I went into this hackathon with no expectations. I was just looking to have a good time and learn something new. I'm glad I went. I ended up meeting many amazing people, hacking on an interesting problem, and winning the best vision AI Hack at the end of the weekend.

What Did We Build?

We built a tool that uses AI people with visual impairments to browse the web better. Specifically, we built a Chrome extension that took underlying snapshots of the current webpage and used AI to highlight the important elements on the page, along with voice-based navigation to perform actions such as clicking and filling out forms.

How Did We Build It?

Essentially, we had two parts to the extension itself.
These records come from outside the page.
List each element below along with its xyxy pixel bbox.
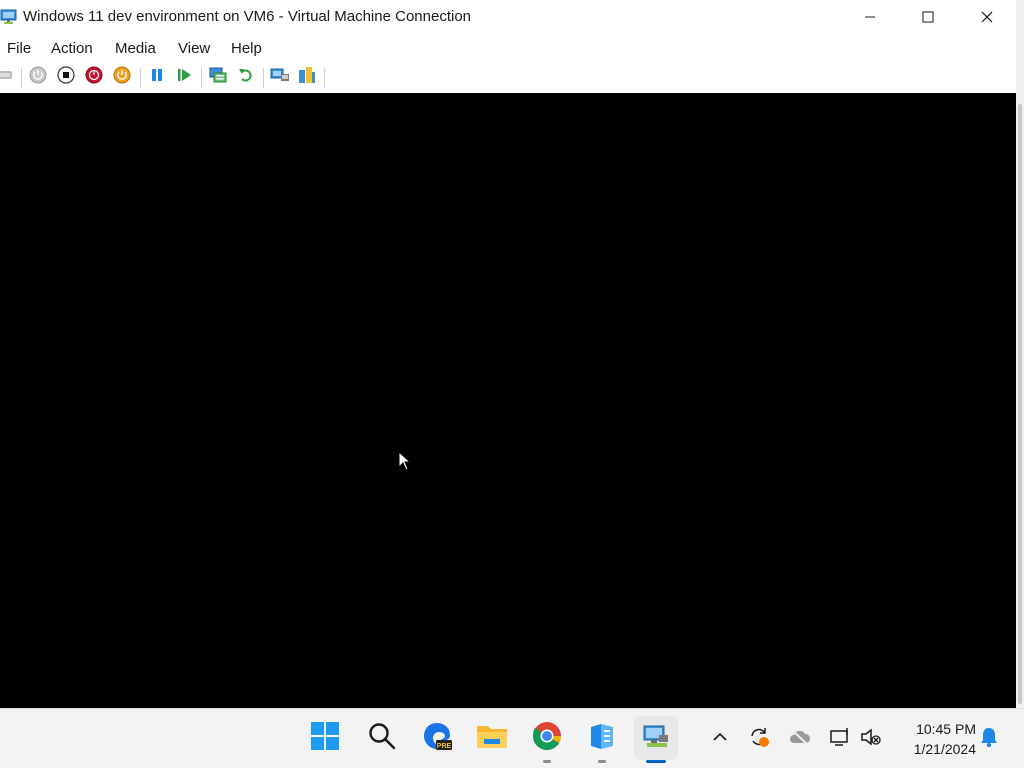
enhanced-session-button[interactable] xyxy=(270,67,290,87)
vm-connection-window: Windows 11 dev environment on VM6 - Virt… xyxy=(0,0,1016,708)
scrollbar-thumb[interactable] xyxy=(1018,104,1022,704)
shut-down-button[interactable] xyxy=(84,66,104,89)
menu-view[interactable]: View xyxy=(178,40,210,57)
minimize-icon xyxy=(864,11,876,23)
start-button[interactable] xyxy=(28,66,48,89)
start-icon xyxy=(310,721,340,756)
show-hidden-icons-button[interactable] xyxy=(708,727,732,751)
taskbar-file-explorer-button[interactable] xyxy=(470,716,514,760)
title-bar[interactable]: Windows 11 dev environment on VM6 - Virt… xyxy=(0,0,1016,34)
running-indicator xyxy=(598,760,606,763)
share-button[interactable] xyxy=(297,65,317,90)
onedrive-button[interactable] xyxy=(788,727,812,751)
toolbar-separator xyxy=(201,68,202,88)
menu-action[interactable]: Action xyxy=(51,40,93,57)
ctrl-alt-del-icon xyxy=(0,68,12,87)
toolbar-separator xyxy=(324,68,325,88)
revert-icon xyxy=(237,66,255,89)
volume-button[interactable] xyxy=(859,727,883,751)
resume-button[interactable] xyxy=(174,67,194,87)
edge-preview-icon: PRE xyxy=(422,721,452,756)
window-title: Windows 11 dev environment on VM6 - Virt… xyxy=(23,8,472,25)
menu-help[interactable]: Help xyxy=(231,40,262,57)
running-indicator xyxy=(543,760,551,763)
taskbar-server-manager-button[interactable] xyxy=(580,716,624,763)
active-indicator xyxy=(646,760,666,763)
cloud-offline-icon xyxy=(788,727,812,752)
enhanced-session-icon xyxy=(270,65,290,90)
close-icon xyxy=(981,11,993,23)
turn-off-button[interactable] xyxy=(56,65,76,89)
close-button[interactable] xyxy=(958,0,1016,34)
menu-file[interactable]: File xyxy=(7,40,31,57)
clock-date: 1/21/2024 xyxy=(913,741,976,757)
sync-icon xyxy=(747,725,771,754)
taskbar-vmconnect-button[interactable] xyxy=(634,716,678,763)
save-button[interactable] xyxy=(112,66,132,89)
ctrl-alt-del-button[interactable] xyxy=(0,67,14,87)
hyper-v-vmconnect-icon xyxy=(641,721,671,756)
maximize-button[interactable] xyxy=(899,0,957,34)
shut-down-icon xyxy=(85,66,103,89)
toolbar xyxy=(0,62,1016,93)
server-manager-icon xyxy=(587,721,617,756)
pause-icon xyxy=(149,67,165,88)
sync-status-button[interactable] xyxy=(747,727,771,751)
taskbar-start-button[interactable] xyxy=(303,716,347,760)
revert-button[interactable] xyxy=(236,67,256,87)
edge-preview-badge: PRE xyxy=(437,743,452,750)
checkpoint-button[interactable] xyxy=(208,67,228,87)
taskbar-search-button[interactable] xyxy=(360,716,404,760)
toolbar-separator xyxy=(263,68,264,88)
menu-bar: File Action Media View Help xyxy=(0,34,1016,62)
clock-button[interactable]: 10:45 PM 1/21/2024 xyxy=(894,719,976,759)
mouse-cursor-icon xyxy=(398,450,412,476)
minimize-button[interactable] xyxy=(841,0,899,34)
bell-icon xyxy=(979,726,999,753)
toolbar-separator xyxy=(21,68,22,88)
start-icon xyxy=(29,66,47,89)
turn-off-icon xyxy=(57,65,75,89)
chrome-icon xyxy=(532,721,562,756)
taskbar-edge-preview-button[interactable]: PRE xyxy=(415,716,459,760)
search-icon xyxy=(368,722,396,755)
notifications-button[interactable] xyxy=(977,727,1001,751)
resume-icon xyxy=(176,67,192,88)
taskbar-chrome-button[interactable] xyxy=(525,716,569,763)
network-icon xyxy=(829,727,851,752)
clock-time: 10:45 PM xyxy=(916,721,976,737)
network-button[interactable] xyxy=(828,727,852,751)
chevron-up-icon xyxy=(712,729,728,750)
taskbar: PRE 10:45 PM 1/21/2024 xyxy=(0,708,1024,768)
maximize-icon xyxy=(922,11,934,23)
file-explorer-icon xyxy=(476,722,508,755)
pause-button[interactable] xyxy=(147,67,167,87)
share-icon xyxy=(297,65,317,90)
checkpoint-icon xyxy=(208,65,228,90)
volume-muted-icon xyxy=(860,727,882,752)
save-icon xyxy=(113,66,131,89)
menu-media[interactable]: Media xyxy=(115,40,156,57)
vm-display[interactable] xyxy=(0,93,1016,708)
toolbar-separator xyxy=(140,68,141,88)
vm-connection-app-icon xyxy=(0,8,18,26)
First, we needed to take screenshots of the page. Second, we needed to analyze the structure (HTML) of the page. We were able to use a tiny bit of JavaScript to analyze the DOM and then used Google's Gemini model to digest the combined content and image data to highlight the important elements. After receiving the data, we used a series of LLMs to navigate the page and perform actions as necessary as a multi-agent system.

Why Did We Build It?

In the examples that I demonstrated as part of the demo, I was able to show how the extension took care of situations where images on sites had faulty or non-descriptive alt text. It was able to fill in the gaps and provide a better experience for users that existing tools in the space which are mostly at the OS level. In addition, actions such as clicking buttons and filling out forms were performed with natural language or with keyboard shortcuts and could be used in combination for efficiency. These provide an in-browser experience that is much more efficient than existing tools today for those with visual impairments.